By default we detect, but do not act on, files deleted on the source. If you choose the sync option Delete destination files that aren't also in the source when creating or editing, your transfer will delete the corresponding object at the destination.

If you choose the sync option Delete destination files that aren't also in the source, files that are accidentally deleted at the source are also deleted at the destination. To prevent data loss from accidental deletions, we recommend enabling object versioning in your destination bucket if you choose to use this option. Then, if you delete a file accidentally, you can restore your objects in Cloud Storage to an older version.

Data consistency details

A successful transfer operation will transfer all source files which existed and were not modified during the operation's entire running time. Source files that were created, updated, or deleted during a transfer may or may not have those changes reflected in the destination data set.

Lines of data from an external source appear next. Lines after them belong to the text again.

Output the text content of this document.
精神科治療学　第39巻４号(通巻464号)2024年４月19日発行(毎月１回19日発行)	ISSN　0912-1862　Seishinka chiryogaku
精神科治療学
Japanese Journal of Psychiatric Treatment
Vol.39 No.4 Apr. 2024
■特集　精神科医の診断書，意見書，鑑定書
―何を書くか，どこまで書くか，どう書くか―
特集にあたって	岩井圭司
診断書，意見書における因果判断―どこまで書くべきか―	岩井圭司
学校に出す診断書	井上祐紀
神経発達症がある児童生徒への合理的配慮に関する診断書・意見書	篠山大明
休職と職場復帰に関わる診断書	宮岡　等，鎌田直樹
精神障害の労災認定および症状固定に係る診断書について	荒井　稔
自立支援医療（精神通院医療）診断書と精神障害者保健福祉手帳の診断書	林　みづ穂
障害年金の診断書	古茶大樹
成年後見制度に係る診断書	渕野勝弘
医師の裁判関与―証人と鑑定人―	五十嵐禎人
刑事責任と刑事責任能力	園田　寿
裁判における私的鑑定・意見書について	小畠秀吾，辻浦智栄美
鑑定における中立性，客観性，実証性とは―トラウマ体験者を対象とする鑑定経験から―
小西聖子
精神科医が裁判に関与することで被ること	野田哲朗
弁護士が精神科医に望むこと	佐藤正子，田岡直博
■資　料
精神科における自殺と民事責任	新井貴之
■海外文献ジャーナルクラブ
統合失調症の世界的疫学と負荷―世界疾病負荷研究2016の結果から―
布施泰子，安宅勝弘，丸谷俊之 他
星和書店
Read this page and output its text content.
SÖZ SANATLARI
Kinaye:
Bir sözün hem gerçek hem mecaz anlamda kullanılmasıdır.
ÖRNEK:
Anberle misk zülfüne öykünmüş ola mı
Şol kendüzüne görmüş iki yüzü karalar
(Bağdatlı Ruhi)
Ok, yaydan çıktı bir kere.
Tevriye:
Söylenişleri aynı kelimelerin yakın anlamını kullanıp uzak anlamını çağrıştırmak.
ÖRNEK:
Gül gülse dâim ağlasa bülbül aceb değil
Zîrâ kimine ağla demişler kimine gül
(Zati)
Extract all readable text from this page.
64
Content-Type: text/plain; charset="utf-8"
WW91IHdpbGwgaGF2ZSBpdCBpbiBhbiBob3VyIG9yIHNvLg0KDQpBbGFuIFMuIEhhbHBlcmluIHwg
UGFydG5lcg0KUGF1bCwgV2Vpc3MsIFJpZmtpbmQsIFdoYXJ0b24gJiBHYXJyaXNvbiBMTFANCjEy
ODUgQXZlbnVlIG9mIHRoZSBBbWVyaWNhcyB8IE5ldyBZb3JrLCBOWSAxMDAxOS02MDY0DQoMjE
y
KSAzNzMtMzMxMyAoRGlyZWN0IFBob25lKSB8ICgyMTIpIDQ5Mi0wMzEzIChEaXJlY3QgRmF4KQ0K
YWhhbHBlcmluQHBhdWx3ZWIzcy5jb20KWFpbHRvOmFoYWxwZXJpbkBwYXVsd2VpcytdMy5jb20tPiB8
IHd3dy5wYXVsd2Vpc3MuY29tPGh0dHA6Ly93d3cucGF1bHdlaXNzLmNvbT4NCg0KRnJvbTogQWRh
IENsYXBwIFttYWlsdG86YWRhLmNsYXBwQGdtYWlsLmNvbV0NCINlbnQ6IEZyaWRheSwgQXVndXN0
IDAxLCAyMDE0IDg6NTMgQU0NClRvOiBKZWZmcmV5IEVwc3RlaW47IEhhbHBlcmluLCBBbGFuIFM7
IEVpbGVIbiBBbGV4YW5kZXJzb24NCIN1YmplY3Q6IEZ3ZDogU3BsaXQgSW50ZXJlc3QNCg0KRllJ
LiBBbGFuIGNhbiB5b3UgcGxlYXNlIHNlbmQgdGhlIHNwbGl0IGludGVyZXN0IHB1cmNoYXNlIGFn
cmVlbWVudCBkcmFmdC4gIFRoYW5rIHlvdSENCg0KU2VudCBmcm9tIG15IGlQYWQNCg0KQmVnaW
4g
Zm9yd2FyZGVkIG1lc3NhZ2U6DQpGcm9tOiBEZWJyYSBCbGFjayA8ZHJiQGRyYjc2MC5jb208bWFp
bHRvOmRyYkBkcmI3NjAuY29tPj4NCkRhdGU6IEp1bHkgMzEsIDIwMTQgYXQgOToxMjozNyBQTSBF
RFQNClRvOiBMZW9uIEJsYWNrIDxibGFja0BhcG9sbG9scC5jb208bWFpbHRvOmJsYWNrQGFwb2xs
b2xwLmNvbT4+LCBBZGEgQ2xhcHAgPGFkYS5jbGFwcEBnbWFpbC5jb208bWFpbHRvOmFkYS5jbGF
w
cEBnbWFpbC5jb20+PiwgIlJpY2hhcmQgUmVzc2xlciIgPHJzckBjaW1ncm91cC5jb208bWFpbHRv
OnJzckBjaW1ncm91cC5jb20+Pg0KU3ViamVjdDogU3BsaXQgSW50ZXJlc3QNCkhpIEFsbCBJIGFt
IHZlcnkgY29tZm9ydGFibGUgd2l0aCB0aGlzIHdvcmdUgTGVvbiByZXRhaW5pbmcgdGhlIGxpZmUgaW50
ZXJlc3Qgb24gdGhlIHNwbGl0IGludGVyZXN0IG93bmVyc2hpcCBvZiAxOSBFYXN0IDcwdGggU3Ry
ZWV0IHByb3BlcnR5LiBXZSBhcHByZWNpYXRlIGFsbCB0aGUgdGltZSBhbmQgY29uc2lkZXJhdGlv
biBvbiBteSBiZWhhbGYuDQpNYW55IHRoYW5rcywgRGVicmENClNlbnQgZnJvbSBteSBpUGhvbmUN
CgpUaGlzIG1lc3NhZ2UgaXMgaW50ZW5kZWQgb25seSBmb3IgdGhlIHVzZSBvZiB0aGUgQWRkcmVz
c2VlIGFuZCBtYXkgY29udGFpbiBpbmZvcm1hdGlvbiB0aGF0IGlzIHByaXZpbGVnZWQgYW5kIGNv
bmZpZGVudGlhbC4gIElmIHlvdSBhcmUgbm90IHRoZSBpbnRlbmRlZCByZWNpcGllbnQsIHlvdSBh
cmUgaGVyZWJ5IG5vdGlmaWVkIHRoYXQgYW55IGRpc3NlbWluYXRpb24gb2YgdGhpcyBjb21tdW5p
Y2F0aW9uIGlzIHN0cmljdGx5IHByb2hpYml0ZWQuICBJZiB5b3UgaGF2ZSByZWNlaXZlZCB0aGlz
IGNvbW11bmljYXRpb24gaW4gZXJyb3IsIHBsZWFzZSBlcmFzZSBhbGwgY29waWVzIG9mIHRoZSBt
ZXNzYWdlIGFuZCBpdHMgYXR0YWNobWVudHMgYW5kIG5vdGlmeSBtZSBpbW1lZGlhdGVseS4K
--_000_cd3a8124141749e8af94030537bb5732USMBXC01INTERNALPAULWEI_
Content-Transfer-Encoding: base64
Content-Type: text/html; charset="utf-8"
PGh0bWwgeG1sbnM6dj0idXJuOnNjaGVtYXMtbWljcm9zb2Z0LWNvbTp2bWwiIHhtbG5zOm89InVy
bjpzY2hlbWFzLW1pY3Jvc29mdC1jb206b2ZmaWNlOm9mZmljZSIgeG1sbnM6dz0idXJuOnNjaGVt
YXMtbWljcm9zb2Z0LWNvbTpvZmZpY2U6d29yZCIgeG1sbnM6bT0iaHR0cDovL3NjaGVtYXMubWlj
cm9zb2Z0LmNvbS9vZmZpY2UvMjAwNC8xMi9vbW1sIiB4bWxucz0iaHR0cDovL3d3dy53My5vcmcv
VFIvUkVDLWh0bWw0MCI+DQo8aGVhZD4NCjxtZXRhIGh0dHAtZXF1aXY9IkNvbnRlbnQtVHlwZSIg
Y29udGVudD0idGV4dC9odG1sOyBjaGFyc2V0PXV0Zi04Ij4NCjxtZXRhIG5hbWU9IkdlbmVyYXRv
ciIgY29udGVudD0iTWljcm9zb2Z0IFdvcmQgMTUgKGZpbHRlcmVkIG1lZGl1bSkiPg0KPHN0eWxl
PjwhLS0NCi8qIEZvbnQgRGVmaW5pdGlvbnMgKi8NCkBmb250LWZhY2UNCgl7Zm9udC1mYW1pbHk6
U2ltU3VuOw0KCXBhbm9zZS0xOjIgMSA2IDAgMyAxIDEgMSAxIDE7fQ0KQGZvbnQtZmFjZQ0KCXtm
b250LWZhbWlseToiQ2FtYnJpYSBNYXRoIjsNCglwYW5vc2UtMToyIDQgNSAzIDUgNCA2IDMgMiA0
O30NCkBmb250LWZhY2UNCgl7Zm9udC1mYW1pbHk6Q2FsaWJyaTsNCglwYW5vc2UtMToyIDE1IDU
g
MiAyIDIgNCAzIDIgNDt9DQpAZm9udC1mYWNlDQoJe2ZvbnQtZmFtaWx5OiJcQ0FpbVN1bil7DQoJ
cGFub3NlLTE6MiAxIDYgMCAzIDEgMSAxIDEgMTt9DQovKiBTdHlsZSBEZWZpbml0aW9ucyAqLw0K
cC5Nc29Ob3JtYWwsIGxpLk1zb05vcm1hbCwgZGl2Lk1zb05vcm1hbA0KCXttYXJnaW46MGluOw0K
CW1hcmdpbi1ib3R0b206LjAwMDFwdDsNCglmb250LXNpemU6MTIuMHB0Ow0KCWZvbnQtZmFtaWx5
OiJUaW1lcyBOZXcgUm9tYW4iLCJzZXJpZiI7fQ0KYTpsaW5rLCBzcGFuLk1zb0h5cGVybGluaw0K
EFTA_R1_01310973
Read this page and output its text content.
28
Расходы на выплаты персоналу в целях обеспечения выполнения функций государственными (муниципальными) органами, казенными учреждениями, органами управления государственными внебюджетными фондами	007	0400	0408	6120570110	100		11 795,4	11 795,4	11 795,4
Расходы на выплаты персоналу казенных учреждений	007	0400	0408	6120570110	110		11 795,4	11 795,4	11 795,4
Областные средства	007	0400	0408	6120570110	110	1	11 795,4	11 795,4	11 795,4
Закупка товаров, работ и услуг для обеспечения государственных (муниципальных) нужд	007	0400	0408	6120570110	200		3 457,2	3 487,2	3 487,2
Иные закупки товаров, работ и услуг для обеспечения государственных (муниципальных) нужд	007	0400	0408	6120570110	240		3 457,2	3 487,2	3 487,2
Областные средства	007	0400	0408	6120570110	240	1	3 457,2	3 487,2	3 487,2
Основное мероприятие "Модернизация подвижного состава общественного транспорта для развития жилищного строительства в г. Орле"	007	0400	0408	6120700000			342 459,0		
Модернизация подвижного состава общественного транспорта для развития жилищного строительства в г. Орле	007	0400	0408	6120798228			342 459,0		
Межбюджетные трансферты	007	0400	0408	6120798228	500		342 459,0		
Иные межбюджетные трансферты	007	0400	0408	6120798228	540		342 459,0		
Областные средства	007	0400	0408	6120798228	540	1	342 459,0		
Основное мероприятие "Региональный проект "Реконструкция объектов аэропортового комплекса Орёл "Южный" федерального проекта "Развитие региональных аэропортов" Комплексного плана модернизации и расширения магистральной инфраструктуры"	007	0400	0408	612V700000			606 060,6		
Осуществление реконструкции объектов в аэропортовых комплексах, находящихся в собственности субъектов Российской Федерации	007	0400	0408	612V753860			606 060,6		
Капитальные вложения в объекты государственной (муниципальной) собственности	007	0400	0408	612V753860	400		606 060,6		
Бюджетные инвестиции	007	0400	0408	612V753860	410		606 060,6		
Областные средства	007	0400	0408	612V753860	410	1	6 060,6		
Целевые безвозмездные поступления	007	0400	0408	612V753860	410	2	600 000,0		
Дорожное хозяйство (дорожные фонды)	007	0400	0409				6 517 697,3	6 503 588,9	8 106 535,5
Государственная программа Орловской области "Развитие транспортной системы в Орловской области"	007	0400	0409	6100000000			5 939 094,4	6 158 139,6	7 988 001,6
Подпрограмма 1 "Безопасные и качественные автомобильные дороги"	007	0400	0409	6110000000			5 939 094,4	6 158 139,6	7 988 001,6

Storage Transfer Service uses a file's last modification time and size to determine if it changed. If a file is updated without changing its last modification time or size, and you enable the delete-objects-from-source option, you may lose data from that change.

When using the delete-objects-from-source feature, we strongly recommend that you freeze writes to the source for the duration of the transfer to protect against data loss.

To freeze writes to your source, do either of the following:

  • Clone the directory you intend to transfer, and then use the cloned directory as the transfer source.
  • Halt applications that write to the source directory.

If it's important to capture changes that occurred during a transfer, you can either re-run the transfer, or set the source file system as read-only while the operation is running.

Since Cloud Storage doesn't have the notion of directories, empty source directories are not transferred.